In mathematics, a hyperelliptic surface, or bi-elliptic surface, is a minimal surface whose Albanese morphism is an elliptic fibration without singular fibres. Any such surface can be written as the quotient of a product of two elliptic curves by a finite abelian group.
Hyperelliptic surfaces form one of the classes of surfaces of Kodaira dimension 0 in the Enriques–Kodaira classification.

==Invariants==
The Kodaira dimension is 0.

Hodge diamond:
| | | 1 |
| | 1 | | 1 |
| 0 | | 2 | | 0 |
| | 1 | | 1 |
| | | 1 |

==Classification==
Any hyperelliptic surface is a quotient (E×F)/G, where E = C/Λ and F are elliptic curves, and G is a subgroup of F (acting on F by translations), which acts on E not only by translations. There are seven families of hyperelliptic surfaces as in the following table.

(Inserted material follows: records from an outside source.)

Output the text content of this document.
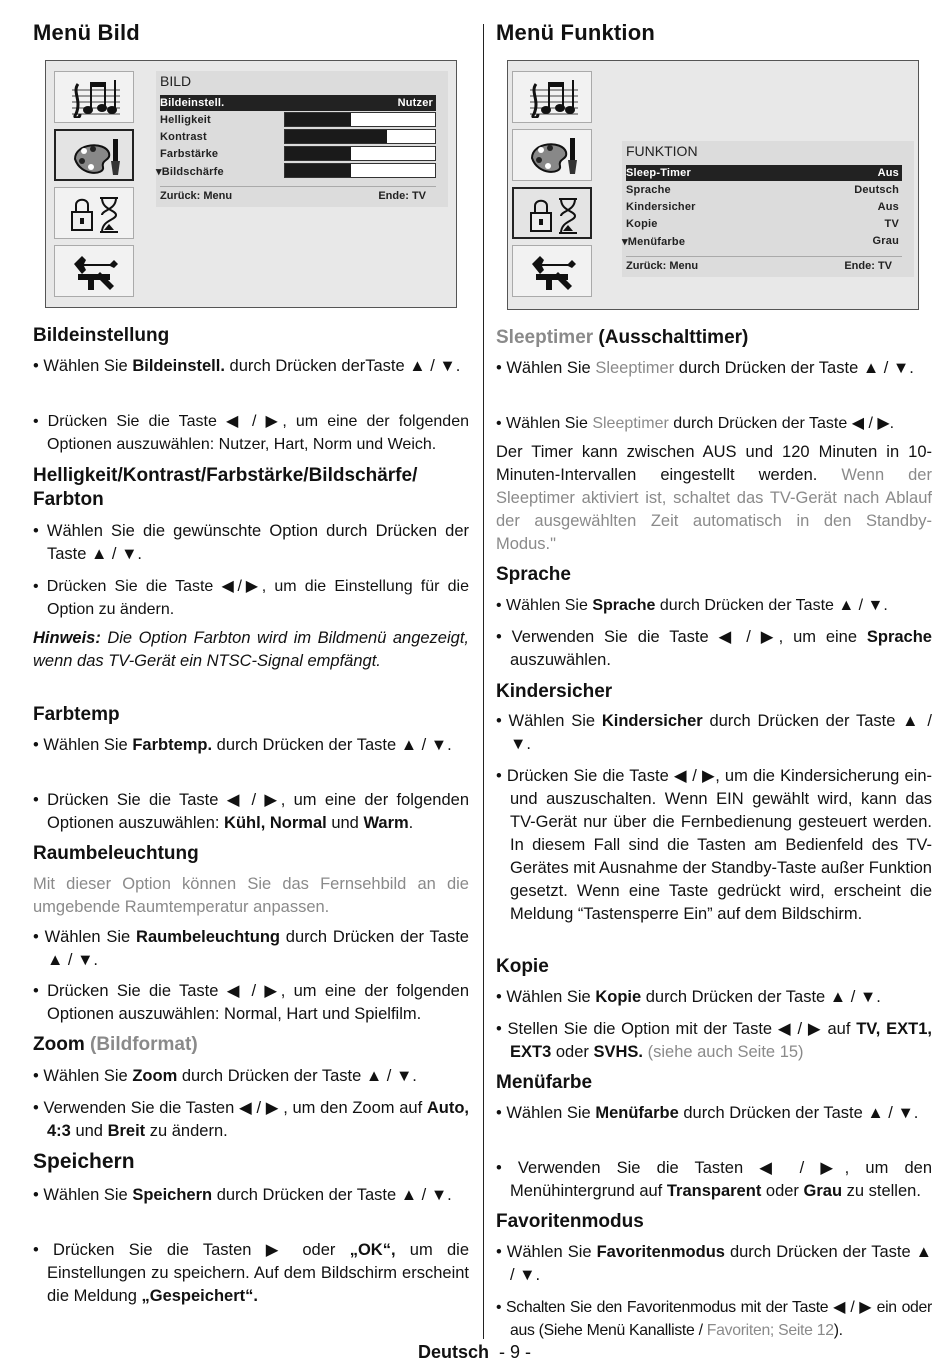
Menü Bild
BILD
Bildeinstell.	Nutzer
Helligkeit
Kontrast
Farbstärke
▾Bildschärfe
Zurück: Menu	Ende: TV
Bildeinstellung
• Wählen Sie Bildeinstell. durch Drücken derTaste ▲ / ▼.
• Drücken Sie die Taste ◀ / ▶, um eine der folgenden Optionen auszuwählen: Nutzer, Hart, Norm und Weich.
Helligkeit/Kontrast/Farbstärke/Bildschärfe/ Farbton
• Wählen Sie die gewünschte Option durch Drücken der Taste ▲ / ▼.
• Drücken Sie die Taste ◀/▶, um die Einstellung für die Option zu ändern.
Hinweis: Die Option Farbton wird im Bildmenü angezeigt, wenn das TV-Gerät ein NTSC-Signal empfängt.
Farbtemp
• Wählen Sie Farbtemp. durch Drücken der Taste ▲ / ▼.
• Drücken Sie die Taste ◀ / ▶, um eine der folgenden Optionen auszuwählen: Kühl, Normal und Warm.
Raumbeleuchtung
Mit dieser Option können Sie das Fernsehbild an die umgebende Raumtemperatur anpassen.
• Wählen Sie Raumbeleuchtung durch Drücken der Taste ▲ / ▼.
• Drücken Sie die Taste ◀ / ▶, um eine der folgenden Optionen auszuwählen: Normal, Hart und Spielfilm.
Zoom (Bildformat)
• Wählen Sie Zoom durch Drücken der Taste ▲ / ▼.
• Verwenden Sie die Tasten ◀ / ▶ , um den Zoom auf Auto, 4:3 und Breit zu ändern.
Speichern
• Wählen Sie Speichern durch Drücken der Taste ▲ / ▼.
• Drücken Sie die Tasten ▶ oder „OK“, um die Einstellungen zu speichern. Auf dem Bildschirm erscheint die Meldung „Gespeichert“.
Menü Funktion
FUNKTION
Sleep-Timer	Aus
Sprache	Deutsch
Kindersicher	Aus
Kopie	TV
▾Menüfarbe	Grau
Zurück: Menu	Ende: TV
Sleeptimer (Ausschalttimer)
• Wählen Sie Sleeptimer durch Drücken der Taste ▲ / ▼.
• Wählen Sie Sleeptimer durch Drücken der Taste ◀ / ▶.
Der Timer kann zwischen AUS und 120 Minuten in 10-Minuten-Intervallen eingestellt werden. Wenn der Sleeptimer aktiviert ist, schaltet das TV-Gerät nach Ablauf der ausgewählten Zeit automatisch in den Standby-Modus."
Sprache
• Wählen Sie Sprache durch Drücken der Taste ▲ / ▼.
• Verwenden Sie die Taste ◀ / ▶, um eine Sprache auszuwählen.
Kindersicher
• Wählen Sie Kindersicher durch Drücken der Taste ▲ / ▼.
• Drücken Sie die Taste ◀ / ▶, um die Kindersicherung ein- und auszuschalten. Wenn EIN gewählt wird, kann das TV-Gerät nur über die Fernbedienung gesteuert werden. In diesem Fall sind die Tasten am Bedienfeld des TV-Gerätes mit Ausnahme der Standby-Taste außer Funktion gesetzt. Wenn eine Taste gedrückt wird, erscheint die Meldung “Tastensperre Ein” auf dem Bildschirm.
Kopie
• Wählen Sie Kopie durch Drücken der Taste ▲ / ▼.
• Stellen Sie die Option mit der Taste ◀ / ▶ auf TV, EXT1, EXT3 oder SVHS. (siehe auch Seite 15)
Menüfarbe
• Wählen Sie Menüfarbe durch Drücken der Taste ▲ / ▼.
• Verwenden Sie die Tasten ◀ / ▶, um den Menühintergrund auf Transparent oder Grau zu stellen.
Favoritenmodus
• Wählen Sie Favoritenmodus durch Drücken der Taste ▲ / ▼.
• Schalten Sie den Favoritenmodus mit der Taste ◀ / ▶ ein oder aus (Siehe Menü Kanalliste / Favoriten; Seite 12).
Deutsch - 9 -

| order of K | Λ | G | Action of G on E |
|---|---|---|---|
| 2 | Any | Z/2Z | e → −e |
| 2 | Any | Z/2Z ⊕ Z/2Z | e → −e, e → e+c, −c=c |
| 3 | Z ⊕ Zω | Z/3Z | e → ωe |
| 3 | Z ⊕ Zω | Z/3Z ⊕ Z/3Z | e → ωe, e → e+c, ωc=c |
| 4 | Z ⊕ Zi; | Z/4Z | e → ie |
| 4 | Z ⊕ Zi | Z/4Z ⊕ Z/2Z | e → ie, e → e+c, ic=c |
| 6 | Z ⊕ Zω | Z/6Z | e → −ωe |

Here ω is a primitive cube root of 1 and i is a primitive 4th root of 1.

==Quasi hyperelliptic surfaces==

A quasi-hyperelliptic surface is a surface whose canonical divisor is numerically equivalent to zero, the Albanese mapping maps to an elliptic curve, and all its fibers are rational with a cusp. They only exist in characteristics 2 or 3. Their second Betti number is 2, the second Chern number vanishes, and the holomorphic Euler characteristic vanishes. They were classified by (Bombieri & Mumford 1976), who found six cases in characteristic 3 (in which case 6K= 0) and eight in characteristic 2 (in which case 6K or 4K vanishes).
Any quasi-hyperelliptic surface is a quotient (E×F)/G, where E is a rational curve with one cusp, F is an elliptic curve, and G is a finite subgroup scheme of F (acting on F by translations).